Admittedly, a lot of people can do this and not only get away with it, but even thrive on the constant activity.

But not me.

For one thing, I'm not a young guy any more. When you start closing in on that half-century mark, you realize you may not be able to push yourself as much as you used to and continue to make any progress. For another, I've always been the classic hardgainer. For many years I made the mistake of trying to follow some cookie-cutter bodybuilding and powerlifting plans to no avail. When I finally wised up to what would really work best for me, I found myself working out far less than I used to.

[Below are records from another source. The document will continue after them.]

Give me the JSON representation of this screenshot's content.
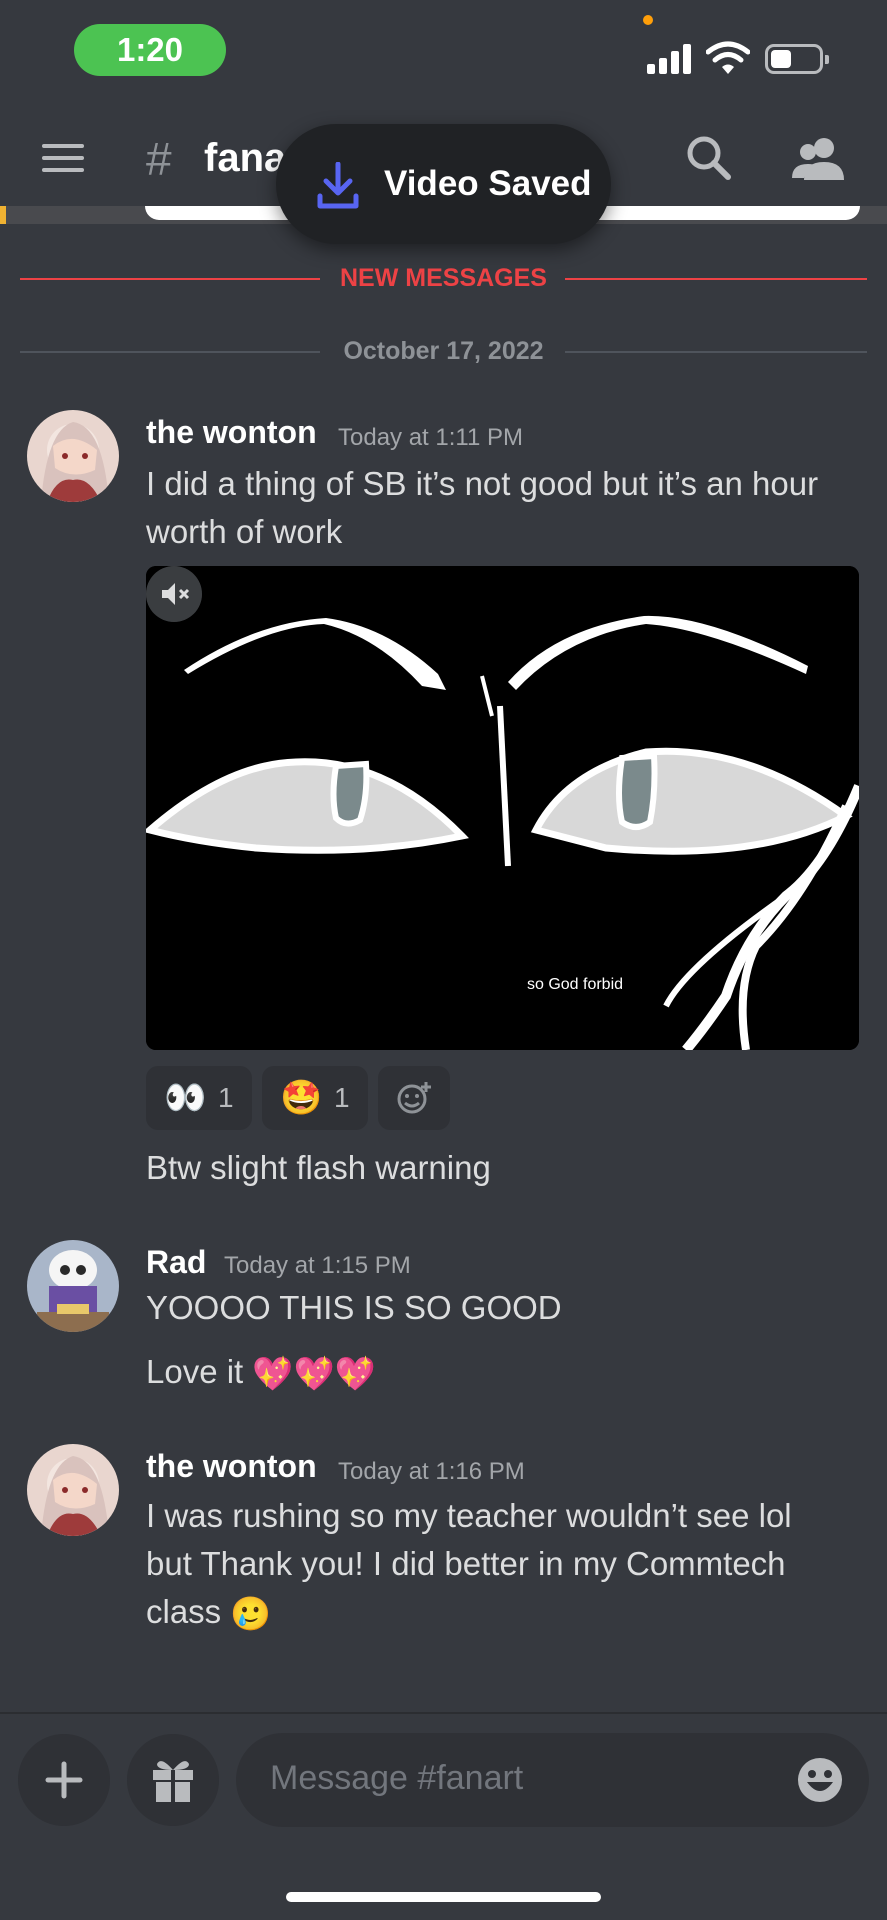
{
  "status_bar": {
    "time": "1:20"
  },
  "header": {
    "channel_name": "fana"
  },
  "toast": {
    "text": "Video Saved"
  },
  "dividers": {
    "new_messages": "NEW MESSAGES",
    "date": "October 17, 2022"
  },
  "messages": [
    {
      "author": "the wonton",
      "timestamp": "Today at 1:11 PM",
      "lines": [
        "I did a thing of SB it’s not good but it’s an hour",
        "worth of work"
      ],
      "video": {
        "subtitle": "so God forbid"
      },
      "reactions": [
        {
          "emoji": "👀",
          "count": "1"
        },
        {
          "emoji": "🤩",
          "count": "1"
        }
      ],
      "followup": "Btw slight flash warning"
    },
    {
      "author": "Rad",
      "timestamp": "Today at 1:15 PM",
      "line1": "YOOOO THIS IS SO GOOD",
      "line2": "Love it",
      "line2_emoji": "💖💖💖"
    },
    {
      "author": "the wonton",
      "timestamp": "Today at 1:16 PM",
      "lines": [
        "I was rushing so my teacher wouldn’t see lol",
        "but Thank you! I did better in my Commtech",
        "class"
      ],
      "emoji": "🥲"
    }
  ],
  "composer": {
    "placeholder": "Message #fanart"
  }
}
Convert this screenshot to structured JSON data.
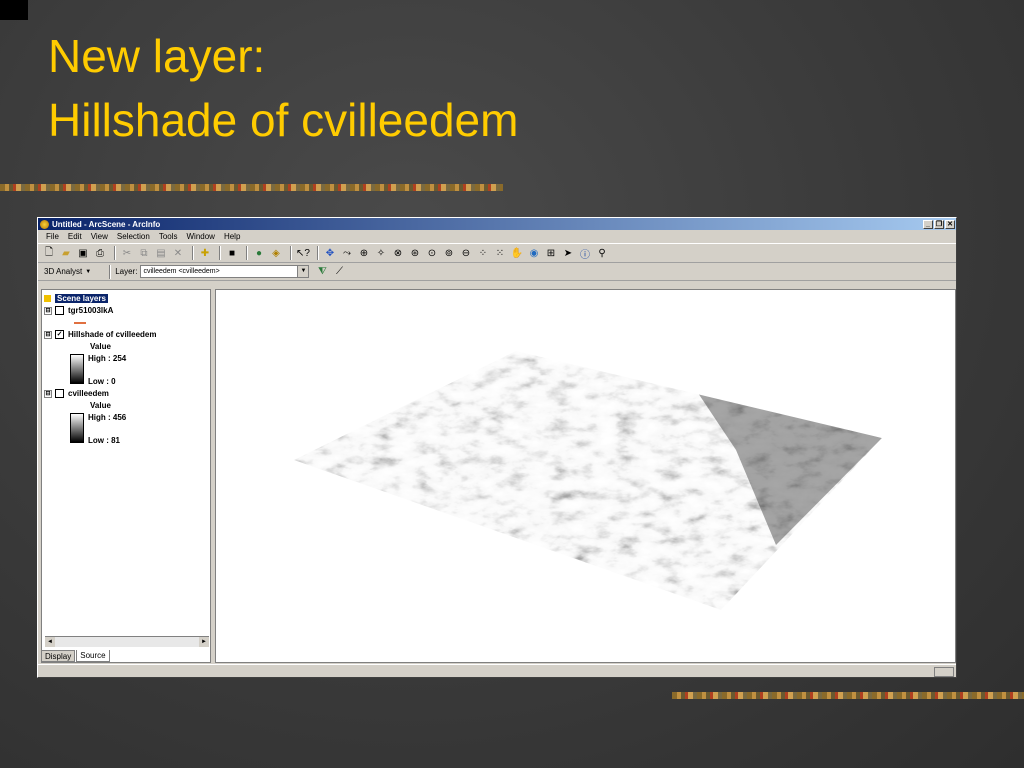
{
  "slide": {
    "title_line1": "New layer:",
    "title_line2": "Hillshade of cvilleedem"
  },
  "window": {
    "title": "Untitled - ArcScene - ArcInfo",
    "controls": [
      "_",
      "❐",
      "✕"
    ],
    "menu": [
      "File",
      "Edit",
      "View",
      "Selection",
      "Tools",
      "Window",
      "Help"
    ],
    "toolbar_icons": [
      "new-icon",
      "open-icon",
      "save-icon",
      "print-icon",
      "cut-icon",
      "copy-icon",
      "paste-icon",
      "delete-icon",
      "add-data-icon",
      "full-screen-icon",
      "scene-properties-icon",
      "animation-icon",
      "whats-this-icon",
      "navigate-icon",
      "fly-icon",
      "target-zoom-icon",
      "center-target-icon",
      "zoom-target-icon",
      "set-observer-icon",
      "zoom-in-out-icon",
      "zoom-in-icon",
      "zoom-out-icon",
      "full-extent-icon",
      "zoom-layer-icon",
      "pan-icon",
      "globe-icon",
      "identify-icon",
      "select-icon",
      "info-icon",
      "find-icon"
    ],
    "analyst_label": "3D Analyst",
    "layer_label": "Layer:",
    "layer_value": "cvilleedem <cvilleedem>"
  },
  "toc": {
    "root": "Scene layers",
    "layers": [
      {
        "name": "tgr51003lkA",
        "checked": false
      },
      {
        "name": "Hillshade of cvilleedem",
        "checked": true,
        "legend_title": "Value",
        "high": "High : 254",
        "low": "Low : 0"
      },
      {
        "name": "cvilleedem",
        "checked": false,
        "legend_title": "Value",
        "high": "High : 456",
        "low": "Low : 81"
      }
    ],
    "tabs": [
      "Display",
      "Source"
    ]
  },
  "colors": {
    "title": "#ffcc00",
    "background": "#3c3c3c",
    "line_symbol": "#e07040"
  }
}
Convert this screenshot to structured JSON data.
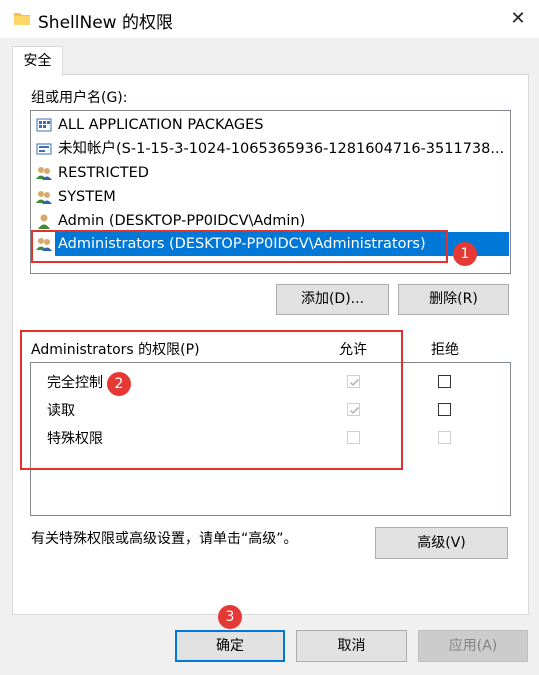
{
  "window": {
    "title": "ShellNew 的权限",
    "close_glyph": "✕"
  },
  "tabs": [
    {
      "label": "安全",
      "active": true
    }
  ],
  "groups": {
    "label": "组或用户名(G):",
    "items": [
      {
        "name": "ALL APPLICATION PACKAGES",
        "icon": "packages-icon"
      },
      {
        "name": "未知帐户(S-1-15-3-1024-1065365936-1281604716-3511738...",
        "icon": "unknown-account-icon"
      },
      {
        "name": "RESTRICTED",
        "icon": "group-icon"
      },
      {
        "name": "SYSTEM",
        "icon": "group-icon"
      },
      {
        "name": "Admin (DESKTOP-PP0IDCV\\Admin)",
        "icon": "user-icon"
      },
      {
        "name": "Administrators (DESKTOP-PP0IDCV\\Administrators)",
        "icon": "group-icon",
        "selected": true
      }
    ],
    "add_button": "添加(D)...",
    "remove_button": "删除(R)"
  },
  "permissions": {
    "header": "Administrators 的权限(P)",
    "allow_header": "允许",
    "deny_header": "拒绝",
    "rows": [
      {
        "name": "完全控制",
        "allow": "checked-disabled",
        "deny": "unchecked"
      },
      {
        "name": "读取",
        "allow": "checked-disabled",
        "deny": "unchecked"
      },
      {
        "name": "特殊权限",
        "allow": "unchecked-disabled",
        "deny": "unchecked-disabled"
      }
    ]
  },
  "advanced": {
    "text": "有关特殊权限或高级设置，请单击“高级”。",
    "button": "高级(V)"
  },
  "footer": {
    "ok": "确定",
    "cancel": "取消",
    "apply": "应用(A)"
  },
  "annotations": {
    "badge1": "1",
    "badge2": "2",
    "badge3": "3",
    "color": "#e53935"
  },
  "colors": {
    "selection": "#0078d7",
    "highlight_border": "#e0332c"
  }
}
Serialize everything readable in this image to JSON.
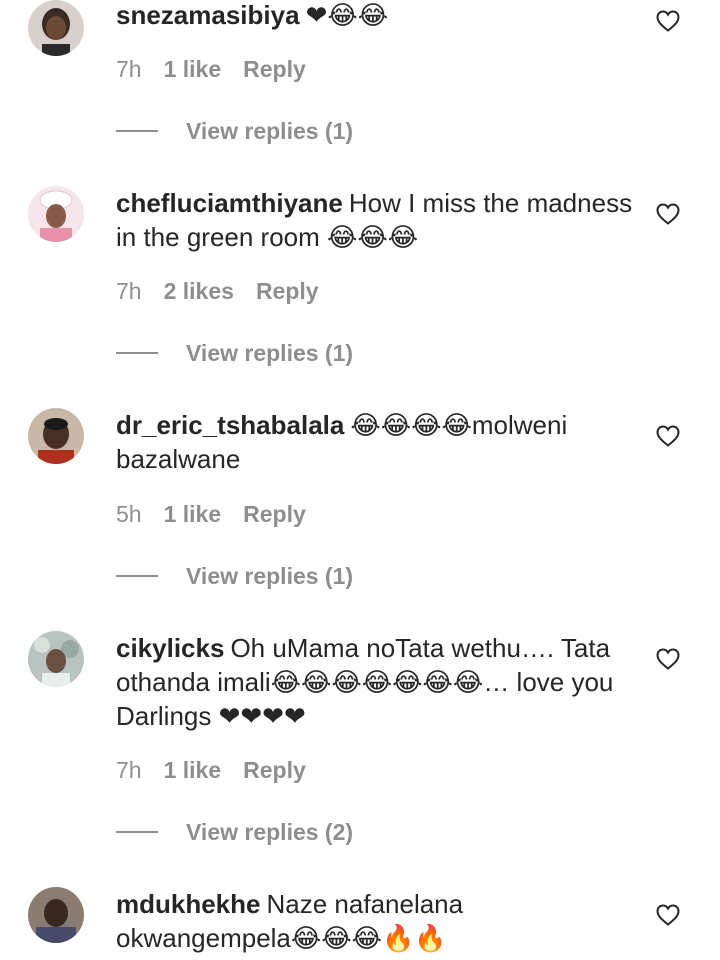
{
  "comments": [
    {
      "username": "snezamasibiya",
      "text": "❤😂😂",
      "time": "7h",
      "likes": "1 like",
      "reply": "Reply",
      "view_replies": "View replies (1)"
    },
    {
      "username": "chefluciamthiyane",
      "text": "How I miss the madness in the green room 😂😂😂",
      "time": "7h",
      "likes": "2 likes",
      "reply": "Reply",
      "view_replies": "View replies (1)"
    },
    {
      "username": "dr_eric_tshabalala",
      "text": "😂😂😂😂molweni bazalwane",
      "time": "5h",
      "likes": "1 like",
      "reply": "Reply",
      "view_replies": "View replies (1)"
    },
    {
      "username": "cikylicks",
      "text": "Oh uMama noTata wethu…. Tata othanda imali😂😂😂😂😂😂😂… love you Darlings ❤❤❤❤",
      "time": "7h",
      "likes": "1 like",
      "reply": "Reply",
      "view_replies": "View replies (2)"
    },
    {
      "username": "mdukhekhe",
      "text": "Naze nafanelana okwangempela😂😂😂🔥🔥",
      "time": "",
      "likes": "",
      "reply": "",
      "view_replies": ""
    }
  ],
  "icons": {
    "heart": "heart-outline-icon",
    "heart_color": "#262626",
    "muted_text_color": "#8e8e8e"
  }
}
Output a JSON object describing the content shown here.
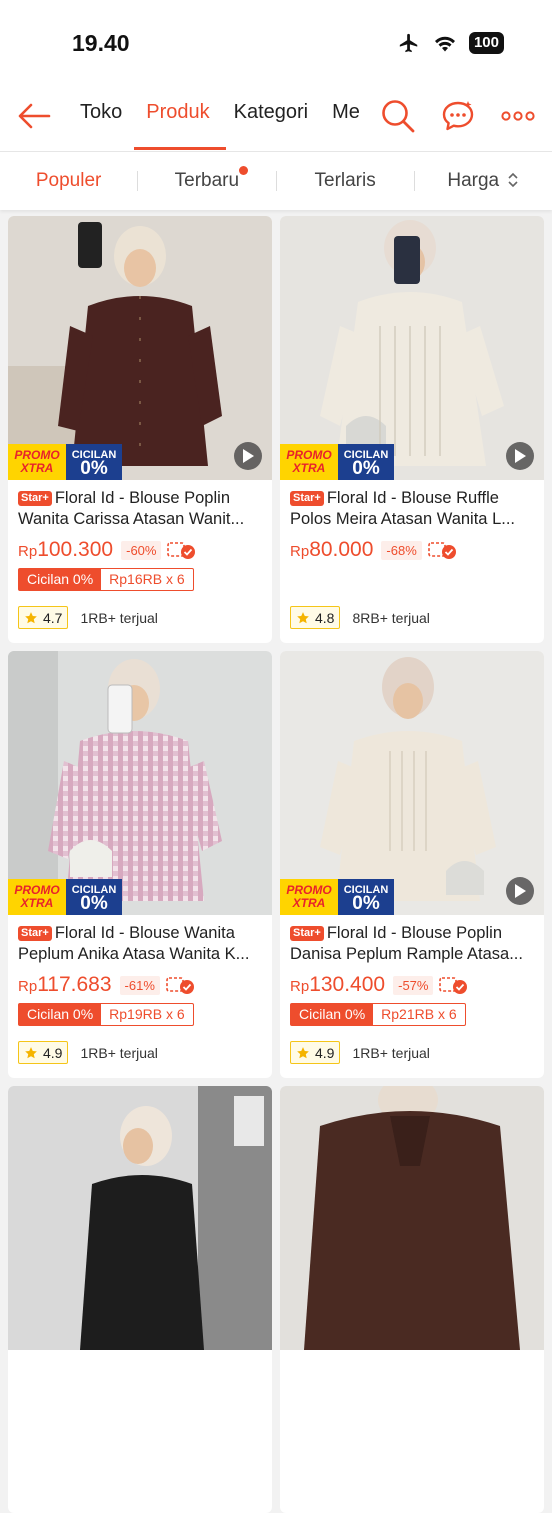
{
  "status_bar": {
    "time": "19.40",
    "battery": "100"
  },
  "nav": {
    "tabs": [
      "Toko",
      "Produk",
      "Kategori",
      "Me"
    ],
    "active_tab": "Produk"
  },
  "sort": {
    "items": [
      "Populer",
      "Terbaru",
      "Terlaris",
      "Harga"
    ],
    "active": "Populer"
  },
  "colors": {
    "accent": "#ee4d2d",
    "promo_yellow": "#ffd400",
    "promo_blue": "#1c3f8f"
  },
  "promo": {
    "promo_line1": "PROMO",
    "promo_line2": "XTRA",
    "cicilan_line1": "CICILAN",
    "cicilan_line2": "0%"
  },
  "products": [
    {
      "badge": "Star+",
      "title": "Floral Id - Blouse Poplin Wanita Carissa Atasan Wanit...",
      "currency": "Rp",
      "price": "100.300",
      "discount": "-60%",
      "installment_label": "Cicilan 0%",
      "installment_value": "Rp16RB x 6",
      "rating": "4.7",
      "sold": "1RB+ terjual"
    },
    {
      "badge": "Star+",
      "title": "Floral Id - Blouse Ruffle Polos Meira Atasan Wanita L...",
      "currency": "Rp",
      "price": "80.000",
      "discount": "-68%",
      "installment_label": "",
      "installment_value": "",
      "rating": "4.8",
      "sold": "8RB+ terjual"
    },
    {
      "badge": "Star+",
      "title": "Floral Id - Blouse Wanita Peplum Anika Atasa Wanita K...",
      "currency": "Rp",
      "price": "117.683",
      "discount": "-61%",
      "installment_label": "Cicilan 0%",
      "installment_value": "Rp19RB x 6",
      "rating": "4.9",
      "sold": "1RB+ terjual"
    },
    {
      "badge": "Star+",
      "title": "Floral Id - Blouse Poplin Danisa Peplum Rample Atasa...",
      "currency": "Rp",
      "price": "130.400",
      "discount": "-57%",
      "installment_label": "Cicilan 0%",
      "installment_value": "Rp21RB x 6",
      "rating": "4.9",
      "sold": "1RB+ terjual"
    }
  ]
}
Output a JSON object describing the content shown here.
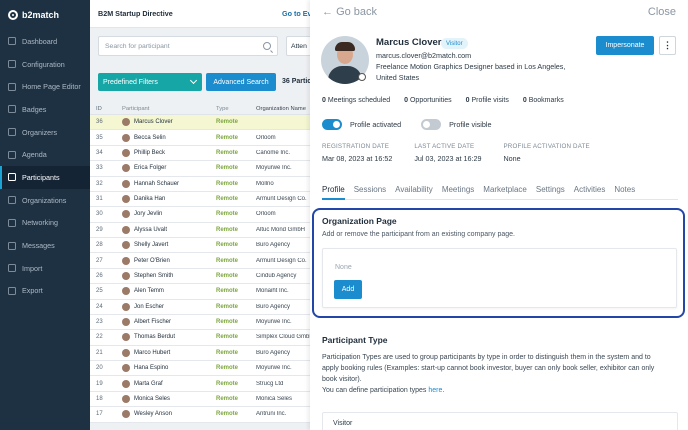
{
  "brand": {
    "name": "b2match"
  },
  "sidebar": {
    "items": [
      {
        "label": "Dashboard",
        "icon": "dashboard-icon"
      },
      {
        "label": "Configuration",
        "icon": "gear-icon"
      },
      {
        "label": "Home Page Editor",
        "icon": "home-icon"
      },
      {
        "label": "Badges",
        "icon": "badge-icon"
      },
      {
        "label": "Organizers",
        "icon": "organizers-icon"
      },
      {
        "label": "Agenda",
        "icon": "calendar-icon"
      },
      {
        "label": "Participants",
        "icon": "participants-icon",
        "active": true
      },
      {
        "label": "Organizations",
        "icon": "building-icon"
      },
      {
        "label": "Networking",
        "icon": "network-icon"
      },
      {
        "label": "Messages",
        "icon": "message-icon"
      },
      {
        "label": "Import",
        "icon": "import-icon"
      },
      {
        "label": "Export",
        "icon": "export-icon"
      }
    ]
  },
  "topbar": {
    "event": "B2M Startup Directive",
    "goto": "Go to Ev"
  },
  "list": {
    "search_placeholder": "Search for participant",
    "attend_label": "Atten",
    "filters_label": "Predefined Filters",
    "advanced_label": "Advanced Search",
    "count_label": "36 Partic",
    "columns": {
      "id": "ID",
      "participant": "Participant",
      "type": "Type",
      "org": "Organization Name"
    },
    "rows": [
      {
        "id": "36",
        "name": "Marcus Clover",
        "type": "Remote",
        "org": ""
      },
      {
        "id": "35",
        "name": "Becca Selin",
        "type": "Remote",
        "org": "Orloom"
      },
      {
        "id": "34",
        "name": "Phillip Beck",
        "type": "Remote",
        "org": "Canome Inc."
      },
      {
        "id": "33",
        "name": "Erica Folger",
        "type": "Remote",
        "org": "Moyurwe Inc."
      },
      {
        "id": "32",
        "name": "Hannah Schauer",
        "type": "Remote",
        "org": "Mollno"
      },
      {
        "id": "31",
        "name": "Danika Han",
        "type": "Remote",
        "org": "Armunt Design Co."
      },
      {
        "id": "30",
        "name": "Jory Jevlin",
        "type": "Remote",
        "org": "Orloom"
      },
      {
        "id": "29",
        "name": "Alyssa Uvalt",
        "type": "Remote",
        "org": "Altuc Mond GmbH"
      },
      {
        "id": "28",
        "name": "Shelly Javert",
        "type": "Remote",
        "org": "Buro Agency"
      },
      {
        "id": "27",
        "name": "Peter O'Brien",
        "type": "Remote",
        "org": "Armunt Design Co."
      },
      {
        "id": "26",
        "name": "Stephen Smith",
        "type": "Remote",
        "org": "Cindub Agency"
      },
      {
        "id": "25",
        "name": "Alen Temm",
        "type": "Remote",
        "org": "Monaiht Inc."
      },
      {
        "id": "24",
        "name": "Jon Escher",
        "type": "Remote",
        "org": "Buro Agency"
      },
      {
        "id": "23",
        "name": "Albert Fischer",
        "type": "Remote",
        "org": "Moyurwe Inc."
      },
      {
        "id": "22",
        "name": "Thomas Berdut",
        "type": "Remote",
        "org": "Simplex Cloud GmbH"
      },
      {
        "id": "21",
        "name": "Marco Hubert",
        "type": "Remote",
        "org": "Buro Agency"
      },
      {
        "id": "20",
        "name": "Hana Espino",
        "type": "Remote",
        "org": "Moyurwe Inc."
      },
      {
        "id": "19",
        "name": "Marta Graf",
        "type": "Remote",
        "org": "Strucg Ltd"
      },
      {
        "id": "18",
        "name": "Monica Seles",
        "type": "Remote",
        "org": "Monica Seles"
      },
      {
        "id": "17",
        "name": "Wesley Anson",
        "type": "Remote",
        "org": "Antruni Inc."
      }
    ]
  },
  "panel": {
    "back_label": "Go back",
    "close_label": "Close",
    "name": "Marcus Clover",
    "badge": "Visitor",
    "email": "marcus.clover@b2match.com",
    "bio": "Freelance Motion Graphics Designer based in Los Angeles, United States",
    "impersonate_label": "Impersonate",
    "more_label": "⋮",
    "stats": [
      {
        "num": "0",
        "label": "Meetings scheduled"
      },
      {
        "num": "0",
        "label": "Opportunities"
      },
      {
        "num": "0",
        "label": "Profile visits"
      },
      {
        "num": "0",
        "label": "Bookmarks"
      }
    ],
    "toggles": {
      "activated": "Profile activated",
      "visible": "Profile visible"
    },
    "meta": [
      {
        "k": "REGISTRATION DATE",
        "v": "Mar 08, 2023 at 16:52"
      },
      {
        "k": "LAST ACTIVE DATE",
        "v": "Jul 03, 2023 at 16:29"
      },
      {
        "k": "PROFILE ACTIVATION DATE",
        "v": "None"
      }
    ],
    "tabs": [
      "Profile",
      "Sessions",
      "Availability",
      "Meetings",
      "Marketplace",
      "Settings",
      "Activities",
      "Notes"
    ],
    "org_page": {
      "heading": "Organization Page",
      "desc": "Add or remove the participant from an existing company page.",
      "none": "None",
      "add": "Add"
    },
    "ptype": {
      "heading": "Participant Type",
      "desc": "Participation Types are used to group participants by type in order to distinguish them in the system and to apply booking rules (Examples: start-up cannot book investor, buyer can only book seller, exhibitor can only book visitor).",
      "link_prefix": "You can define participation types ",
      "link": "here",
      "link_suffix": ".",
      "value": "Visitor"
    }
  }
}
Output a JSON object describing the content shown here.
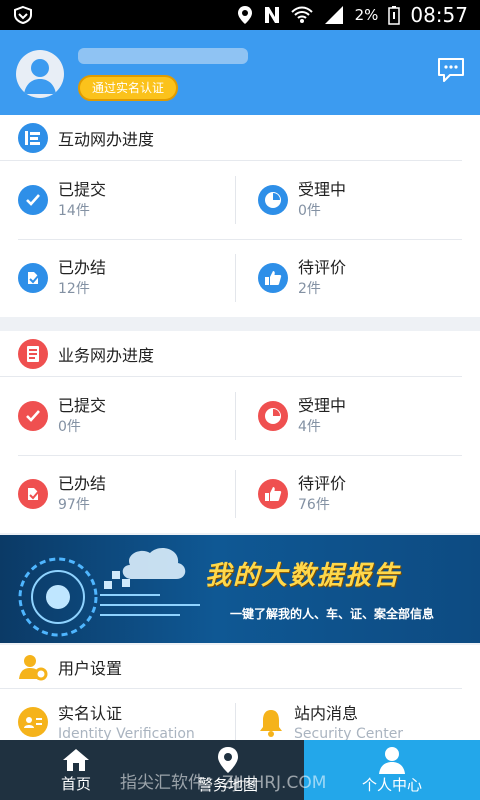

At first I followed the three-day-a-week, whole-body workout plan, the old standard. It was fine to some extent, but here's the problem: To do cover all the bases in one workout, you may find yourself in the gym for two hours or more at a time. My workouts eventually ballooned to three hours, three days a week. One big problem with that is it's hard to find that much time in a day to work out. The other problem is that you rob your body of recovery time. The longer you spend working out, the less time your body has to recuperate. And the best recovery comes in the time period immediately following the workout. If you go from doing a set of heavy squats to doing heavy bench press, your body is expending energy that could be spent on rebuilding those broken down quads.

So the best plan is to get in and out as quickly as possible and give your body time to recover. And that almost certainly means splitting your workout in some way.

Believe it or not, the most difficult thing for me was to honor those rest days. I split my routine so I benched only once a week, squatted only once a week and deadlifted once a week. Weekends were strictly recovery days. And every time I rested, I felt lazy.

But the bottom line is, I got stronger. So I learned how important those recovery days are.

Now it seems I may need to relearn how to restrain myself as I did when I first discovered the value of logging much-needed rest days.